Farragut felt impotent. No girl, no ass, no mouth could get him up, but he felt no gratitude for this cessation of his horniness. The last light of that sweaty
day was whitish, the white afterglow you see in the windows of Tuscan paintings, an ending light but one that seems to bring the optical nerve, the powers of discernment, to a climax. Naked, utterly unbeautiful, malodorous and humiliated by a clown in a dirty suit and a dirty hat, they seemed to Farragut, in this climax of the light, to be criminals. None of the cruelties of their early lives—hunger, thirst and beatings—could account for their brutality, their self-destructive thefts and their consuming and perverse addictions. They were souls who could not be redeemed, and while penance was a clumsy and a cruel answer, it was some measure of the mysteriousness of their fall. In the white light they seemed to Farragut to be fallen men.

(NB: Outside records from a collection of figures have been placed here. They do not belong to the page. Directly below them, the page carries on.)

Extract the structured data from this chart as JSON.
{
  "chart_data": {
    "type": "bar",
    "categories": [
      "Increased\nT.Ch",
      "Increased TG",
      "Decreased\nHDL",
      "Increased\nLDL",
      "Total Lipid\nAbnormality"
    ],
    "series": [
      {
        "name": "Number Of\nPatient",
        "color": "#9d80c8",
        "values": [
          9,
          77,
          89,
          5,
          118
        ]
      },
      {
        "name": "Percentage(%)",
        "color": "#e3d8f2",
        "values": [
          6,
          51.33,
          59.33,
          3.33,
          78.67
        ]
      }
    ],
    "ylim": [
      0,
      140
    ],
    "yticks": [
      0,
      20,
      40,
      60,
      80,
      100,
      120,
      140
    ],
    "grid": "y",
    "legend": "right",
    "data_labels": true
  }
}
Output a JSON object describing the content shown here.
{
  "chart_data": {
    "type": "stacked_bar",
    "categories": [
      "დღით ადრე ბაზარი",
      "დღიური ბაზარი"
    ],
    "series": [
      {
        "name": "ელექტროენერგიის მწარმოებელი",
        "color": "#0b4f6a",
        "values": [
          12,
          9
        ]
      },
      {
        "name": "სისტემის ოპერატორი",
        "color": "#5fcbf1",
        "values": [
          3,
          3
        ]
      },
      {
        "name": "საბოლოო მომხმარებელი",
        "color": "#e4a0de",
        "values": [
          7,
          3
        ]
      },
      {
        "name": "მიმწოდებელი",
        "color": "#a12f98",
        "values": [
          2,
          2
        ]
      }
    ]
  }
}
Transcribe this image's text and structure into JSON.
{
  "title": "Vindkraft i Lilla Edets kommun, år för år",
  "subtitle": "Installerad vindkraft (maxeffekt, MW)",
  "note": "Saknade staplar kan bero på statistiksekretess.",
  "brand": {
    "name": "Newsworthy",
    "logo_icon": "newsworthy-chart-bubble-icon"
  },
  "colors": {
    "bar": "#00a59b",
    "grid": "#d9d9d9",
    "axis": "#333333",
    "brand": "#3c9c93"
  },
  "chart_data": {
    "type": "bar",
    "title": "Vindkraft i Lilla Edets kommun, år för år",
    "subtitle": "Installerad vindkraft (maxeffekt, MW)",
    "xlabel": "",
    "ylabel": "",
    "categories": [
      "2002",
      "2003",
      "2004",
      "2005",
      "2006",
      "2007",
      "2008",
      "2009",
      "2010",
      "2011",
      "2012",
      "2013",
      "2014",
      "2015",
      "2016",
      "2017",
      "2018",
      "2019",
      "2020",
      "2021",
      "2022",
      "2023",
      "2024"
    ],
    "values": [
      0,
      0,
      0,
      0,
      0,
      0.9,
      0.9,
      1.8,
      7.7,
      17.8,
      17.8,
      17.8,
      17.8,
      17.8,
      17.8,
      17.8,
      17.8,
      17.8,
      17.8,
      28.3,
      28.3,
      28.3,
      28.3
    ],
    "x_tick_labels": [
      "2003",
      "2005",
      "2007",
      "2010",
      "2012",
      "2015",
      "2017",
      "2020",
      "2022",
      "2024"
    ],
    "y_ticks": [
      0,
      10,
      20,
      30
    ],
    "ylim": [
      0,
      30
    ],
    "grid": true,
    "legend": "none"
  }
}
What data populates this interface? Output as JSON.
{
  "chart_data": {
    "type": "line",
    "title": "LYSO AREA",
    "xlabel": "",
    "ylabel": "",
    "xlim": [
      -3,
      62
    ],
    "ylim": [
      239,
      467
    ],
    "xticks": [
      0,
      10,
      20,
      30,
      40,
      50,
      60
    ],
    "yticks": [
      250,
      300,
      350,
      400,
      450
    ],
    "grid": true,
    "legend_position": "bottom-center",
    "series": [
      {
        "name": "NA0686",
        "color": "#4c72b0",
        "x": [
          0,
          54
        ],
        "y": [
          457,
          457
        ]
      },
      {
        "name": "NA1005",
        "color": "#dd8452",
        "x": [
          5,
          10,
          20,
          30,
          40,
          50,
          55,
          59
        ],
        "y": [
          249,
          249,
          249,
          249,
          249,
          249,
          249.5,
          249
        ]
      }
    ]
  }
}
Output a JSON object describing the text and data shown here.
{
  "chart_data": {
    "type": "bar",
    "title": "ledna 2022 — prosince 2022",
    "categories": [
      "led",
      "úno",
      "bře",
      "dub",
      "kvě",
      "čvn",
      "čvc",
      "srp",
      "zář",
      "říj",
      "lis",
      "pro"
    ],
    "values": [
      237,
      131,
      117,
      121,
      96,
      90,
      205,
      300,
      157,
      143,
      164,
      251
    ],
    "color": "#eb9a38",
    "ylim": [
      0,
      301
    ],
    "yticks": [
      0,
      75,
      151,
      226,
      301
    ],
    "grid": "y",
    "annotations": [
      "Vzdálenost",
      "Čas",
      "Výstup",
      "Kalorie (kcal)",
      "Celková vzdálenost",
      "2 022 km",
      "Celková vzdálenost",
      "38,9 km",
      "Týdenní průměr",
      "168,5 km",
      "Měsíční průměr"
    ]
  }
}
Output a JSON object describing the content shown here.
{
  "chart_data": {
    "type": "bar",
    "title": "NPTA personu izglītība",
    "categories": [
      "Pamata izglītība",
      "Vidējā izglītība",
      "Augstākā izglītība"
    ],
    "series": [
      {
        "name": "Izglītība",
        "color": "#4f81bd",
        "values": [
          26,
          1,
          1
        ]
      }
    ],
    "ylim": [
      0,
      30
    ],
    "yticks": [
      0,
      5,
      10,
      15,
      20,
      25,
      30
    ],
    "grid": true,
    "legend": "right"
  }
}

They dressed. It was dark. Chicken began to scream, “Chow. Chow. Chow.” Most of the others joined in on the chant. “No chow,” said Tiny. “Kitchen’s closed for repairs.” “Three squares a day is our constitutional right,” screamed Chicken. “We’ll get a writ of habeas corpus. We’ll get twenty writs….” Then he began to shout: “TV. TV. TV.” Almost everyone joined in on this. “TV’s broken,” said Tiny. This lie increased the loudness of the chanting and Farragut, weary with hunger and everything else, found himself sinking, with no resistance at all, into a torpor that was the worst of his positions of retreat. Down he seemed to go, his shoulders rounded and his neck bent, down into a lewd and putrescent nothingness. He breathed, but that seemed to be all he did. The din of the shouting only made his torpor more desirable, the noises worked on him like the blessing of some destructive drug, and he
saw his brain cells like the cells of a honeycomb being destroyed by an alien solvent. Then Chicken set fire to his mattress and began to blow on the small flames and ask men to pass him paper to keep the fire going. Farragut barely heard him. They passed up toilet paper, hoarded announcements and letters from home. Chicken blew so hard on the flames that he blew out all his teeth—uppers and lowers. When he got these back into place he began to yell—Farragut barely heard him—“Set fire to your mattress, burn the fucking place down, watch the flames leap, see them coughing to death, see the flames shoot up through the roof, see them burning, see them burning and crying.” Farragut heard this remotely, but he distinctly heard Tiny pick up the phone and ask: “Red Alert.” Then Tiny shouted: “Well, what the hell did you tell me you got a Red Alert for when you ain’t got no Red Alert. Well, all right—I got them all yelling and throwing stuff around and setting fire to their mattresses, so why ain’t my cellblock just as dangerous as C and B? Just because I ain’t got no millionaires and governors in here don’t mean that my cellblock ain’t as dangerous as some other cellblock. I got all the boobs in here and it’s like a dynamite cap. I tell you they’re burning their mattresses. Well, don’t tell me you got this Red Alert when you’re drinking whiskey in the squad room. All right, you’re scared. So am I. I’m human. I could use a drink. Well, all right, then, but step on it.”